“I wanted a perfect ending. Now I've learned, the hard way, that some poems don't rhyme, and some stories don't have a clear beginning, middle, and end. Life is about not knowing, having to change, taking the moment and making the best of it, without knowing what's going to happen next. Delicious Ambiguity.”Gilda Radner

Saturday, October 4, 2014

Only Boys

I've been rather shy about boldly declaring: THIS is what it's like to be the mother of boys, definitively. In the past, if I point out, ugh, driving them to sports, or ugh, they play so rough, I'm inevitably confronted by the indignant mother of a girl who's all, "My girl is just as athletic/rough/mouthy/physical/messy/etc as any boy." And I get it. I went to an all-girls high school, where they were great at empowering us and making us all well aware that we could do anything THEY could do better. THEY being the boys.

So, yeah.

But here is one thing I'm pretty sure is unique to being the mother of all boys.

The gross bathroom.

I'm going to start by saying that when they reach a point where I think it would work out well for me, I'm making them do all the cleaning. Right now, I don't think asking that of them would be beneficial to me. It isn't worth the fight and the re-do.

I consider myself a very clean person, and I also think I'm a pretty good mother. Those things combined should equal some tidy, fastidious children, but, shockingly, it doesn't seem to follow in that way. Joey and Noah understand that having a clean bathroom is the ideal. They are quite reasonable when I point out the situation behind the toilet. Day after day. Hour after hour.

"Boys, do you understand that you have to aim into the toilet?"

"Boys, do you see how there's a hole in the bottom of the toilet? Can you point the pee that way?"

"Boys, you know it's never a good idea to pee in the same toilet at the same time, right?"

"Yes, Mom."

"Sure, Mom."

"OF COURSE, MOM." (Bold and italics here because it's my favorite response and they know it, but forever use it against me, like telling me I'm pretty.)

And yet, every time I go in the bathroom, the grout around the toilet is just a shade too dark. There's a funk in the air I don't care to describe to you. There's the issue of the baseboards behind the toilet, also not worth sharing in detail. And all I'm left with is the bewildered, "What the hell?"

I said to our babysitter the other day, "It's very important to me that you know I clean that bathroom every single day, multiple times a day." And I do. Bleach. Spray bottle. Scrub, scrub, scrub. You can't mop it, you know. It's all hands and knees and cheek pressed to the toilet bowl as I reach around with a rag or even a paper towel, pressing the bleach into the porous grout, soaking up you don't want to know what but can probably guess. So, yes, please world, acknowledge my efforts.
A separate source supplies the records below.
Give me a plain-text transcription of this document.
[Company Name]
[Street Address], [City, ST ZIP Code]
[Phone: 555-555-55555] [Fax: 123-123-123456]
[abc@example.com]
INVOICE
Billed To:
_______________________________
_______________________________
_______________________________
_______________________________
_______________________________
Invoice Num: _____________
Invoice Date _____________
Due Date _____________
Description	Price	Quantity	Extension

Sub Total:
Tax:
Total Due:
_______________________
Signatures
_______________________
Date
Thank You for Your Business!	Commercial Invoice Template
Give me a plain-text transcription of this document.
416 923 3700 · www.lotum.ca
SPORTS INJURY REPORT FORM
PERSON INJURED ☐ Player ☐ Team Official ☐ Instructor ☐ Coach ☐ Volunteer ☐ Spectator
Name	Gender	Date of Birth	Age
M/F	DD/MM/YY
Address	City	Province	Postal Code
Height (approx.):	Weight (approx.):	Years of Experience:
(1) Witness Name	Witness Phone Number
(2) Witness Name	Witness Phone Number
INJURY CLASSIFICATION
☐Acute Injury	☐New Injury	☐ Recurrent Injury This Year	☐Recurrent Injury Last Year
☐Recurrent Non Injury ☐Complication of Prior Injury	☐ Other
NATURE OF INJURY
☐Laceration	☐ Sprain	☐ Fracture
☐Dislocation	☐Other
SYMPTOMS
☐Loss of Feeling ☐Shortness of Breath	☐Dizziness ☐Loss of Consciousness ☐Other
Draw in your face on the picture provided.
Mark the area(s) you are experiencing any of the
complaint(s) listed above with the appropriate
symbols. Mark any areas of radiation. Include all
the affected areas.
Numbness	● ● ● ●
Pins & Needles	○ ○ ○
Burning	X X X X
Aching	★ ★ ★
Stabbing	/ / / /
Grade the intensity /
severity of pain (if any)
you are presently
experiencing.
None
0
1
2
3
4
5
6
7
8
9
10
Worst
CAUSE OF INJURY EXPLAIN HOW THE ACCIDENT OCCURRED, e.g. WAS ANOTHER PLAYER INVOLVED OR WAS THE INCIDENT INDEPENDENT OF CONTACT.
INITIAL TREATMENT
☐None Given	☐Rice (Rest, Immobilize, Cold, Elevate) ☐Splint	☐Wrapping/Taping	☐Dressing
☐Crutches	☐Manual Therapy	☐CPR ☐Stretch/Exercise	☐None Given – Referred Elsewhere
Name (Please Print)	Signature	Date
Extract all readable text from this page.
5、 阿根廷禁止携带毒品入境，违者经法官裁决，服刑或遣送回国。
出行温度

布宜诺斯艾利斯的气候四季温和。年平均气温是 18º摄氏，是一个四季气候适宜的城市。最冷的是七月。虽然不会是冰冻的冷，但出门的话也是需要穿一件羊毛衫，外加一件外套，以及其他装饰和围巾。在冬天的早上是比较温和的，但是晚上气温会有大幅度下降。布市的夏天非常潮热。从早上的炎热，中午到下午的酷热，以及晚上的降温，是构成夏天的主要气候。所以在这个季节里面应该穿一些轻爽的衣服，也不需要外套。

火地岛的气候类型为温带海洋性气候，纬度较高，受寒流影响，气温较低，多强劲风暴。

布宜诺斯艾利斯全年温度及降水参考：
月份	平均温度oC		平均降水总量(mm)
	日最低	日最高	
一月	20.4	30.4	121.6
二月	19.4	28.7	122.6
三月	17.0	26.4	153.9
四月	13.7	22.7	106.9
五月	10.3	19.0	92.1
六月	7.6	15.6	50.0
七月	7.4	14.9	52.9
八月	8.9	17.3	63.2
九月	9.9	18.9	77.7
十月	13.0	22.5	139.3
You know what the babysitter said? "Okay." Like, all condescending. Like, yeah right, Mary Pat. That bathroom looks like ogres had a pee party for a week without quitting and you just let it slide.

And how about the fact that Noah announced he was heading in to take a shower, and I saw him shed his clothes (he's the sort of fellow who leaves a trail behind him in case he might lose his way and need to retrace his steps) and I heard the shower door close, and then....nothing. No water running. No fumbling with a shampoo bottle. Total. Silence.

"Noah?" I called, entering the bathroom. "Are you okay?" I asked, opening the shower door to check on my second-born.

Only to find him standing there, free and loose, peeing all every which and where (because don't underestimate the power of projectile and trajectory and all the other jects that were going on), and looking like he was quite enjoying the freedom to just Let it go, let it goooo, because apparently he just couldn't hold it back anymore.

Never mind that the toilet is a mere twenty-four inches from the shower, and looks to me like it's far more accessible in a hurry.

"What are you doing?" I cried in horror. Because, like I said, I'm a pretty clean person. I'm also reasonable. If you're going to pee in the shower, at least let the water run and wash it down the drain. And once that thought came into my head, I was further horrified that it's come to that, where I'd have a condition where it would be okay to pee in the shower.

"I'm going to the bathroom," he said, looking from side to side like, Isn't it obvious, you idiot?

"You can't do this!" I said. "You can't! It's not okay! Animals do this, not people! Not Bieleckis!" Like somehow our surname, our family line, our heritage, might preclude us from such base behavior.

"Mom," he said calmly. "Animals don't take showers."

"But you can't do this!" I said again. "Aren't you ashamed of doing this very bad thing?"

"Well, I'm ashamed that you saw me do it."

Later, after he'd gone to bed and I was spraying down the shower, scrubbing the grout, pressing into the pores of the tile, I thought, "Yeah. Find me a girl who ever did this."